On l'avait vu venir, Seixas est sans aucun doute la sensation de l'année ; Cette deuxième place à Sienne et ses victoires importantes l'ont placé dans la vitrine des élus.
Cependant, son éventuel atterrissage dans l’équipe émiratie est un mouvement qui dégage une « mauvaise idée » difficile à ignorer.


Il ne s’agit pas seulement d’un jeune talent à la recherche du meilleur contrat, mais d’une équipe qui entend rester hégémonique au prix d’étouffer la compétitivité du reste du peloton, une thésaurisation qui commence à peser sur le crédit de ce sport.
Le cyclisme actuel est incapable de garantir une répartition minimale des talents les plus brillants.
Voir Seixas dans la structure de Matxín confirmerait que le marché est un monologue où seuls quelques-uns peuvent enchérir. Les Émirats arabes unis ont décidé de recueillir des promesses comme quelqu’un collectionne des autocollants, ignorant que le plafond de verre a son propre nom : Tadej Pogačar.
C'est vrai quoi parfois. Matin nous a dit que beaucoup de ses personnages sont nés et fabriqués dans leur pays, mais il est également vrai qu'ils ont une capacité économique surnaturelle, qui leur permet d'identifier et de nourrir de grands talents.
Cela s’ajoute au fait que les Émirats arabes unis ont également signé à volonté, affirment Adam Yates et Joao Almeida.

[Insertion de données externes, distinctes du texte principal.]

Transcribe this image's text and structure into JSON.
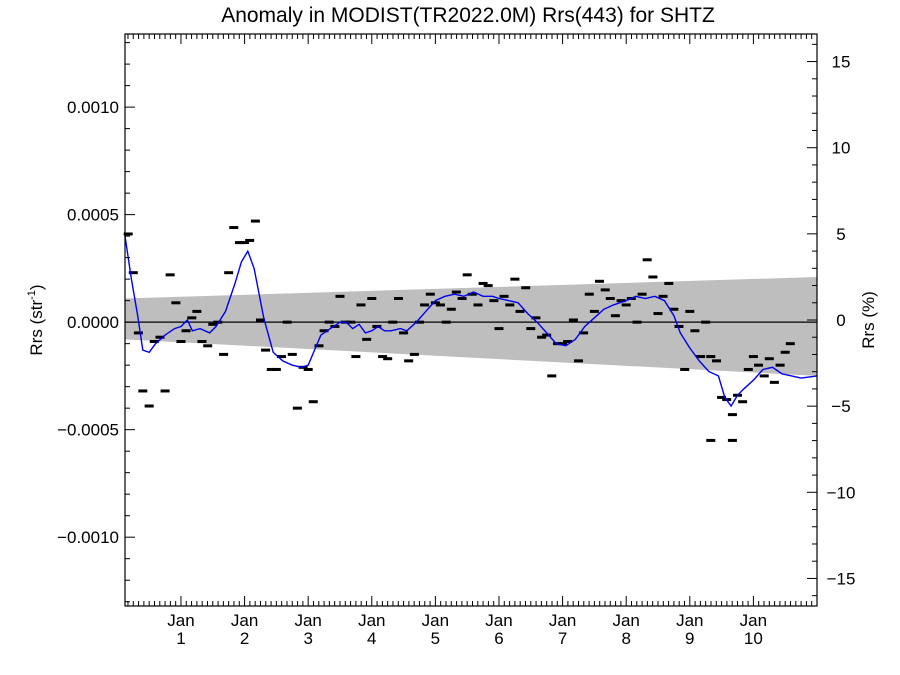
{
  "chart_data": {
    "type": "scatter",
    "title": "Anomaly in MODIST(TR2022.0M) Rrs(443) for SHTZ",
    "ylabel_left": {
      "main": "Rrs (str",
      "sup": "-1",
      "close": ")"
    },
    "ylabel_right": "Rrs (%)",
    "xlim": [
      0.12,
      11.0
    ],
    "ylim_left": [
      -0.00132,
      0.00134
    ],
    "ylim_right": [
      -16.6,
      16.6
    ],
    "grid": false,
    "x_ticks": [
      {
        "x": 1,
        "month": "Jan",
        "label": "1"
      },
      {
        "x": 2,
        "month": "Jan",
        "label": "2"
      },
      {
        "x": 3,
        "month": "Jan",
        "label": "3"
      },
      {
        "x": 4,
        "month": "Jan",
        "label": "4"
      },
      {
        "x": 5,
        "month": "Jan",
        "label": "5"
      },
      {
        "x": 6,
        "month": "Jan",
        "label": "6"
      },
      {
        "x": 7,
        "month": "Jan",
        "label": "7"
      },
      {
        "x": 8,
        "month": "Jan",
        "label": "8"
      },
      {
        "x": 9,
        "month": "Jan",
        "label": "9"
      },
      {
        "x": 10,
        "month": "Jan",
        "label": "10"
      }
    ],
    "y_ticks_left": [
      {
        "v": 0.001,
        "label": "0.0010"
      },
      {
        "v": 0.0005,
        "label": "0.0005"
      },
      {
        "v": 0.0,
        "label": "0.0000"
      },
      {
        "v": -0.0005,
        "label": "−0.0005"
      },
      {
        "v": -0.001,
        "label": "−0.0010"
      }
    ],
    "y_ticks_right": [
      {
        "v": 15,
        "label": "15"
      },
      {
        "v": 10,
        "label": "10"
      },
      {
        "v": 5,
        "label": "5"
      },
      {
        "v": 0,
        "label": "0"
      },
      {
        "v": -5,
        "label": "−5"
      },
      {
        "v": -10,
        "label": "−10"
      },
      {
        "v": -15,
        "label": "−15"
      }
    ],
    "uncertainty_band": {
      "x": [
        0.12,
        11.0
      ],
      "upper": [
        0.00011,
        0.00021
      ],
      "lower": [
        -8e-05,
        -0.00025
      ]
    },
    "zero_line": 0,
    "points": [
      [
        0.17,
        0.00041
      ],
      [
        0.25,
        0.00023
      ],
      [
        0.33,
        -5e-05
      ],
      [
        0.4,
        -0.00032
      ],
      [
        0.5,
        -0.00039
      ],
      [
        0.58,
        -9e-05
      ],
      [
        0.67,
        -7e-05
      ],
      [
        0.75,
        -0.00032
      ],
      [
        0.83,
        0.00022
      ],
      [
        0.92,
        9e-05
      ],
      [
        1.0,
        -9e-05
      ],
      [
        1.08,
        -4e-05
      ],
      [
        1.17,
        2e-05
      ],
      [
        1.25,
        5e-05
      ],
      [
        1.33,
        -9e-05
      ],
      [
        1.42,
        -0.00011
      ],
      [
        1.5,
        -1e-05
      ],
      [
        1.58,
        0.0
      ],
      [
        1.67,
        -0.00015
      ],
      [
        1.75,
        0.00023
      ],
      [
        1.83,
        0.00044
      ],
      [
        1.92,
        0.00037
      ],
      [
        2.0,
        0.00037
      ],
      [
        2.08,
        0.00038
      ],
      [
        2.17,
        0.00047
      ],
      [
        2.25,
        1e-05
      ],
      [
        2.33,
        -0.00013
      ],
      [
        2.42,
        -0.00022
      ],
      [
        2.5,
        -0.00022
      ],
      [
        2.58,
        -0.00016
      ],
      [
        2.67,
        0.0
      ],
      [
        2.75,
        -0.00015
      ],
      [
        2.83,
        -0.0004
      ],
      [
        2.92,
        -0.00021
      ],
      [
        3.0,
        -0.00022
      ],
      [
        3.08,
        -0.00037
      ],
      [
        3.17,
        -0.00011
      ],
      [
        3.25,
        -4e-05
      ],
      [
        3.33,
        0.0
      ],
      [
        3.42,
        -2e-05
      ],
      [
        3.5,
        0.00012
      ],
      [
        3.58,
        0.0
      ],
      [
        3.67,
        0.0
      ],
      [
        3.75,
        -0.00016
      ],
      [
        3.83,
        8e-05
      ],
      [
        3.92,
        -8e-05
      ],
      [
        4.0,
        0.00011
      ],
      [
        4.08,
        -2e-05
      ],
      [
        4.17,
        -0.00016
      ],
      [
        4.25,
        -0.00017
      ],
      [
        4.33,
        0.0
      ],
      [
        4.42,
        0.00011
      ],
      [
        4.5,
        -5e-05
      ],
      [
        4.58,
        -0.00018
      ],
      [
        4.67,
        -0.00015
      ],
      [
        4.75,
        0.0
      ],
      [
        4.83,
        8e-05
      ],
      [
        4.92,
        0.00013
      ],
      [
        5.0,
        9e-05
      ],
      [
        5.08,
        8e-05
      ],
      [
        5.17,
        0.0
      ],
      [
        5.25,
        6e-05
      ],
      [
        5.33,
        0.00014
      ],
      [
        5.42,
        0.00011
      ],
      [
        5.5,
        0.00022
      ],
      [
        5.58,
        0.00013
      ],
      [
        5.67,
        8e-05
      ],
      [
        5.75,
        0.00018
      ],
      [
        5.83,
        0.00017
      ],
      [
        5.92,
        0.0001
      ],
      [
        6.0,
        -3e-05
      ],
      [
        6.08,
        0.00012
      ],
      [
        6.17,
        8e-05
      ],
      [
        6.25,
        0.0002
      ],
      [
        6.33,
        5e-05
      ],
      [
        6.42,
        0.00016
      ],
      [
        6.5,
        -3e-05
      ],
      [
        6.58,
        2e-05
      ],
      [
        6.67,
        -7e-05
      ],
      [
        6.75,
        -6e-05
      ],
      [
        6.83,
        -0.00025
      ],
      [
        6.92,
        -0.0001
      ],
      [
        7.0,
        -0.0001
      ],
      [
        7.08,
        -9e-05
      ],
      [
        7.17,
        1e-05
      ],
      [
        7.25,
        -0.00018
      ],
      [
        7.33,
        -5e-05
      ],
      [
        7.42,
        0.00013
      ],
      [
        7.5,
        5e-05
      ],
      [
        7.58,
        0.00019
      ],
      [
        7.67,
        0.00015
      ],
      [
        7.75,
        0.00011
      ],
      [
        7.83,
        3e-05
      ],
      [
        7.92,
        0.0001
      ],
      [
        8.0,
        8e-05
      ],
      [
        8.08,
        0.00011
      ],
      [
        8.17,
        0.0
      ],
      [
        8.25,
        0.00013
      ],
      [
        8.33,
        0.00029
      ],
      [
        8.42,
        0.00021
      ],
      [
        8.5,
        4e-05
      ],
      [
        8.58,
        0.00012
      ],
      [
        8.67,
        0.00018
      ],
      [
        8.75,
        6e-05
      ],
      [
        8.83,
        -2e-05
      ],
      [
        8.92,
        -0.00022
      ],
      [
        9.0,
        5e-05
      ],
      [
        9.08,
        -4e-05
      ],
      [
        9.17,
        -0.00016
      ],
      [
        9.25,
        0.0
      ],
      [
        9.33,
        -0.00016
      ],
      [
        9.42,
        -0.00018
      ],
      [
        9.5,
        -0.00035
      ],
      [
        9.58,
        -0.00036
      ],
      [
        9.67,
        -0.00043
      ],
      [
        9.75,
        -0.00034
      ],
      [
        9.83,
        -0.00037
      ],
      [
        9.92,
        -0.00022
      ],
      [
        10.0,
        -0.00016
      ],
      [
        10.08,
        -0.0002
      ],
      [
        10.17,
        -0.00025
      ],
      [
        10.25,
        -0.00017
      ],
      [
        10.33,
        -0.00028
      ],
      [
        10.42,
        -0.0002
      ],
      [
        10.5,
        -0.00014
      ],
      [
        10.58,
        -0.0001
      ],
      [
        9.33,
        -0.00055
      ],
      [
        9.67,
        -0.00055
      ]
    ],
    "smooth_line": [
      [
        0.12,
        0.0004
      ],
      [
        0.22,
        0.0002
      ],
      [
        0.32,
        3e-05
      ],
      [
        0.4,
        -0.00013
      ],
      [
        0.5,
        -0.00014
      ],
      [
        0.6,
        -0.0001
      ],
      [
        0.75,
        -6e-05
      ],
      [
        0.9,
        -3e-05
      ],
      [
        1.0,
        -2e-05
      ],
      [
        1.1,
        1e-05
      ],
      [
        1.18,
        -4e-05
      ],
      [
        1.3,
        -3e-05
      ],
      [
        1.45,
        -5e-05
      ],
      [
        1.55,
        -2e-05
      ],
      [
        1.7,
        5e-05
      ],
      [
        1.85,
        0.00018
      ],
      [
        1.95,
        0.00028
      ],
      [
        2.05,
        0.00033
      ],
      [
        2.15,
        0.00025
      ],
      [
        2.3,
        2e-05
      ],
      [
        2.45,
        -0.00014
      ],
      [
        2.6,
        -0.00018
      ],
      [
        2.75,
        -0.0002
      ],
      [
        2.9,
        -0.00021
      ],
      [
        3.0,
        -0.0002
      ],
      [
        3.1,
        -0.00013
      ],
      [
        3.2,
        -6e-05
      ],
      [
        3.35,
        -3e-05
      ],
      [
        3.5,
        0.0
      ],
      [
        3.6,
        0.0
      ],
      [
        3.7,
        -3e-05
      ],
      [
        3.8,
        -1e-05
      ],
      [
        3.9,
        -5e-05
      ],
      [
        4.0,
        -4e-05
      ],
      [
        4.1,
        -2e-05
      ],
      [
        4.2,
        -4e-05
      ],
      [
        4.3,
        -4e-05
      ],
      [
        4.45,
        -3e-05
      ],
      [
        4.55,
        -4e-05
      ],
      [
        4.7,
        0.0
      ],
      [
        4.85,
        5e-05
      ],
      [
        5.0,
        0.0001
      ],
      [
        5.15,
        0.00012
      ],
      [
        5.3,
        0.00013
      ],
      [
        5.45,
        0.00012
      ],
      [
        5.6,
        0.00014
      ],
      [
        5.75,
        0.00012
      ],
      [
        5.9,
        0.00012
      ],
      [
        6.0,
        0.00011
      ],
      [
        6.15,
        0.0001
      ],
      [
        6.3,
        9e-05
      ],
      [
        6.45,
        4e-05
      ],
      [
        6.6,
        0.0
      ],
      [
        6.75,
        -5e-05
      ],
      [
        6.9,
        -0.0001
      ],
      [
        7.05,
        -0.00011
      ],
      [
        7.2,
        -8e-05
      ],
      [
        7.35,
        -2e-05
      ],
      [
        7.5,
        2e-05
      ],
      [
        7.65,
        6e-05
      ],
      [
        7.8,
        8e-05
      ],
      [
        8.0,
        0.0001
      ],
      [
        8.15,
        0.00012
      ],
      [
        8.3,
        0.00011
      ],
      [
        8.45,
        0.00012
      ],
      [
        8.6,
        0.0001
      ],
      [
        8.75,
        3e-05
      ],
      [
        8.85,
        -5e-05
      ],
      [
        9.0,
        -0.00012
      ],
      [
        9.15,
        -0.00018
      ],
      [
        9.3,
        -0.00023
      ],
      [
        9.45,
        -0.00025
      ],
      [
        9.55,
        -0.00035
      ],
      [
        9.65,
        -0.00039
      ],
      [
        9.75,
        -0.00034
      ],
      [
        9.85,
        -0.00031
      ],
      [
        10.0,
        -0.00027
      ],
      [
        10.15,
        -0.00022
      ],
      [
        10.3,
        -0.00021
      ],
      [
        10.45,
        -0.00024
      ],
      [
        10.6,
        -0.00025
      ],
      [
        10.75,
        -0.00026
      ],
      [
        11.0,
        -0.00025
      ]
    ],
    "colors": {
      "band": "#bebebe",
      "line": "#0000ee",
      "points": "#000000",
      "zero_line": "#000000"
    }
  }
}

Que dans une équipe où Pogacar couvre tout, l’espace de croissance pour quelqu’un comme Seixas est pour le moins discutable à moyen terme.

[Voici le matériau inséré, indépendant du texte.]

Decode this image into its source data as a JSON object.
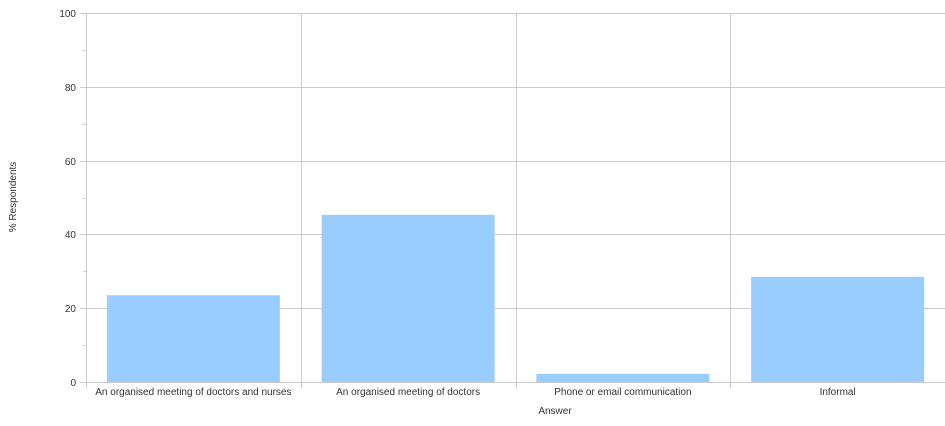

En fait, il ne serait pas étrange que l'on voie bientôt une file de coureurs qui, fatigués d'être luxueux grégaires ou ombres du leader, cherchent le souffle qui manque aux Émirats arabes unis en suivant le chemin d'Ayuso.


À cela s’ajoute un contexte géopolitique que le sport ne peut ignorer.
L’équipe des Émirats arabes unis n’opère pas en vase clos ; Son drapeau représente une région qui regarde aujourd’hui avec une extrême tension ce qui se passe à ses portes, dans cette guerre regrettable et croissante entre Israël et les États-Unis contre l’Iran.
Prétendre que le cyclisme est une bulle d’asphalte et de watts pendant que la carte brûle est pour le moins imprudent.
Dans ce scénario, la stratégie de Joona Laukka, ce Finlandais qui s'est présenté à Festina, représentant de Seixas, est transparente.
Laukka, expert dans l'orientation des talents français vers des budgets vertigineux, profite de l'intérêt des Emirats pour serrer la corde avec Decathlon.
L'équipe française, avec Serieys aux commandes, a été claire : Seixas est l'axe de son projet et la raison de son bond budgétaire.
Voyons si c'est vrai, car dans cette série tout le monde a son opinion sauf la grande société de distribution sportive.
Il leur faudra payer les trois millions annuels ou accepter que le cyclisme moderne préfère l'accumulation du pouvoir dans un seul pôle à la survie de l'épopée partagée.